I just made a simple test in english and I had 1/4 ugly broken JSON.
For example, here is my prompt :
"Create a valid JSON array of objects to list famous french books :
[{
\"title\": \"Book title\",
\"release_date\":
\"Release date in France, formatted as YYYY-MM\",
\"subject\": \"Book subject\",
\"characters\": \"3 characters separated with linebreaks and tirets\"
}]
The JSON object is:"
Result:
The result is often broken because of “release_date” format, bad-quotes,
Then I made a more complcated request :
"Create a valid JSON array of objects to list famous french books :
[{
\"title\": \"Book title\",
\"release_date\": \"Release date in France, formatted as YYYY-MM\",
\"subject\": \"Book subject\",
\"location\": \"Place where lived the author\",
\"characters\": \"3 characters and their characteristics, separated with linebreaks and tirets\"
}]
The JSON object is:"
The result becomes messy with json property keys without quotes etc.

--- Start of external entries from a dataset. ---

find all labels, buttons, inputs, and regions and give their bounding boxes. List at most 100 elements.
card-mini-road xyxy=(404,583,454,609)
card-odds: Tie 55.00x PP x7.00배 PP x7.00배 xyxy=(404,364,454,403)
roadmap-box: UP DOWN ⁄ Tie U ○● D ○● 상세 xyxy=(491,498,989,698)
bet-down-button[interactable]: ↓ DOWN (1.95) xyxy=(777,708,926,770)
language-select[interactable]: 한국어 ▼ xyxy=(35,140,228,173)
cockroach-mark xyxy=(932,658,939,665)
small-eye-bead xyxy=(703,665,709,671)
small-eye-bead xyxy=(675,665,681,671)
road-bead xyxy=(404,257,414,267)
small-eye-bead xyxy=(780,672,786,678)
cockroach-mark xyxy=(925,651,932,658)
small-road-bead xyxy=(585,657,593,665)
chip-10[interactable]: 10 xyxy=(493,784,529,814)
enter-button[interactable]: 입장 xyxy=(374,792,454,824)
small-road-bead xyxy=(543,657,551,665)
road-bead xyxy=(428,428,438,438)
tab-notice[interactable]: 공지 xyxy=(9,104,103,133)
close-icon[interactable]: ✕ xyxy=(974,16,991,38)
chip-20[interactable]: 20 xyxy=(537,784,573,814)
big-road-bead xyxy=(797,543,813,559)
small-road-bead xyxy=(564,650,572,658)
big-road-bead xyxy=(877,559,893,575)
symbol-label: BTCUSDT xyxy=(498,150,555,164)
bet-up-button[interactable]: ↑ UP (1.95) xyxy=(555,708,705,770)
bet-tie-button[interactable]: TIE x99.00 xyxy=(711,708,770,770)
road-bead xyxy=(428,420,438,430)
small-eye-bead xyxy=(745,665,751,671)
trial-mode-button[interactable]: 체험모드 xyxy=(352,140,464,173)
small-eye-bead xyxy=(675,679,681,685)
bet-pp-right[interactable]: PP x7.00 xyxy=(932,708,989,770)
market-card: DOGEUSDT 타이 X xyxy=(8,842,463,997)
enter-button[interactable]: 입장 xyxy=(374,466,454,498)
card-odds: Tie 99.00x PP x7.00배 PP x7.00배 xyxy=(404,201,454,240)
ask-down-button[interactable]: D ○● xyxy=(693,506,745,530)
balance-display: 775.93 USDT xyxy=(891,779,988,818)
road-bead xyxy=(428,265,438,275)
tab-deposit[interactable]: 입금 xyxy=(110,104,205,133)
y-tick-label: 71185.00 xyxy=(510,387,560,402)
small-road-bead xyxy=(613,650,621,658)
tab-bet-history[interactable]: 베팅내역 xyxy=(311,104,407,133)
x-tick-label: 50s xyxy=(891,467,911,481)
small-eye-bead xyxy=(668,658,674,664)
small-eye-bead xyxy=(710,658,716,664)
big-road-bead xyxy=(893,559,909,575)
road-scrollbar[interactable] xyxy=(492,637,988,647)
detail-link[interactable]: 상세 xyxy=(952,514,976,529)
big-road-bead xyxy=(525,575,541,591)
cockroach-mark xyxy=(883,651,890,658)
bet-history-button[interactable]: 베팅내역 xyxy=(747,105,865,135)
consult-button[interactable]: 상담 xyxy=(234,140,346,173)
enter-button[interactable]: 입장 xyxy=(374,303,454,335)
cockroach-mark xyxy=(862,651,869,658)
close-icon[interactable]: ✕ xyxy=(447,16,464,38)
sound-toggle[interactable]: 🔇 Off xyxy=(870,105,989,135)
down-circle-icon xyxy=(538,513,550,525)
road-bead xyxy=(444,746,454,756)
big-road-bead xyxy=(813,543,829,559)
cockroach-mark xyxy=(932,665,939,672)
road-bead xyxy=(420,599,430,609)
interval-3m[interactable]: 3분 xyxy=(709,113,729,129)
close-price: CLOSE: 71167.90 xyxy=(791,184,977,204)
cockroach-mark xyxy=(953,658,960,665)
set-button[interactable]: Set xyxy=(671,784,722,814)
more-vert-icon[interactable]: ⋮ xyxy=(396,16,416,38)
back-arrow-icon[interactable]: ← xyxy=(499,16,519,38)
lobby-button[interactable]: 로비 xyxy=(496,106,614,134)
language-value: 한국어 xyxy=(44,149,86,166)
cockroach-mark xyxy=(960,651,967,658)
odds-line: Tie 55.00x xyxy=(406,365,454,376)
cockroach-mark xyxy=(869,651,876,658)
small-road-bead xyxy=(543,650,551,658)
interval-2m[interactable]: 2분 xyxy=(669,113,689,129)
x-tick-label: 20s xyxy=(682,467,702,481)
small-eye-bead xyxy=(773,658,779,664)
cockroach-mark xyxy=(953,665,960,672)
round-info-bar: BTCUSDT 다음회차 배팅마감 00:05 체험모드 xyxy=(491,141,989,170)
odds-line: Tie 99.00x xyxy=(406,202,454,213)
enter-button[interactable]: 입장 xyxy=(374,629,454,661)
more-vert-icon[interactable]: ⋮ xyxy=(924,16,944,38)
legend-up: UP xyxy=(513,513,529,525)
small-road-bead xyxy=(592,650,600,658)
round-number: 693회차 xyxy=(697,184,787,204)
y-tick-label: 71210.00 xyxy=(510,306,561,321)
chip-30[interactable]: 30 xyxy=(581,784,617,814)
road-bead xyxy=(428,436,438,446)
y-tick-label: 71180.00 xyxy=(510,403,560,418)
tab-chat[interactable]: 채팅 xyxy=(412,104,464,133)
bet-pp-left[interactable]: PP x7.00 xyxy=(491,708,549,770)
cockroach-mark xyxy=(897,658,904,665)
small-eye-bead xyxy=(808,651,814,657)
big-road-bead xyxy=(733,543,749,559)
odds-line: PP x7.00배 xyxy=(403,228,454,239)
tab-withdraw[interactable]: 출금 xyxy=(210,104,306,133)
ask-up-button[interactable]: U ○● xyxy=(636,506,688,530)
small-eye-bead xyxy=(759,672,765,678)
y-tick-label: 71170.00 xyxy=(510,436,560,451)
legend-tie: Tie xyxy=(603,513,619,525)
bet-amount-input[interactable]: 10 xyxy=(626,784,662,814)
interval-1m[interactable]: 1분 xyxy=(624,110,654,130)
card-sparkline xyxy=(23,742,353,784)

I’ll tell you my results in english , not sure if we gonna test but I’ll keep you in touch.
Thanks for trying. Are your escape characters used for the prompting? Where did they come from?
Also, have you tried without setting defaults such as | Title: Book Title | ? In my experience it’s better to only express the datatype and nothing else.
But yes, the issue that you’re running into (Something being formatted incorrectly, like a datetime being formatted as a integer) is something I’ve noticed as well.
I think it’s fair to always accept a less than perfect result from a language model as it’s not based on simple logic.
So the question is : is it better to use it, and clean the result, or find another more reliable method? Which comes back to your point. Depends on the situation.
I slightly changed your prompt @stouch and got a valid JSON completion for your more “complcated request”.
In my test prompt, I instructed the API to not escape double quotes in the output, like this: Do not escape the double quotes in the output:
Create a valid JSON array of objects to list famous french books :
[{
\"title\": \"Book title\",
\"release_date\": \"Release date in France, formatted as YYYY-MM\",
\"subject\": \"Book subject\",
\"location\": \"Place where lived the author\",
\"characters\": \"3 characters and their characteristics, separated with linebreaks and tirets\"
}]
Do not escape the double quotes in the output: The JSON object is:
{
"model": "text-davinci-003",
"prompt": "Create a valid JSON array of objects to list famous french books :\n[{\"title\": \"Book title\", \"release_date\": \"Release date in France, formatted as YYYY-MM\", \"subject\": \"Book subject\", \"location\": \"Place where lived the author\", \"characters\": \"3 characters and their characteristics, separated with linebreaks and tirets\"}]\nThe JSON object:",
"max_tokens": 600,
"temperature": 0.2,
"top_p": 1,
"frequency_penalty": 1,
"presence_penalty": 0
}
I facing same issue with chatGPT’s API. it gives unwanted string in between the JSON response. therefore i not able to process the json response sometimes!
Noob Question Alert!
So in ChatGPT API, the prompt "messages": [{"role": "user", "content": "Hello!"}] in this format. So within the “content” how can I give multiple valid JSON key-value pairs? like in your above example? This solution might work well for regular completion API, but for the ChatGPT 3.5 model how to show the model with a JSON example to make it consistently output valid JSON?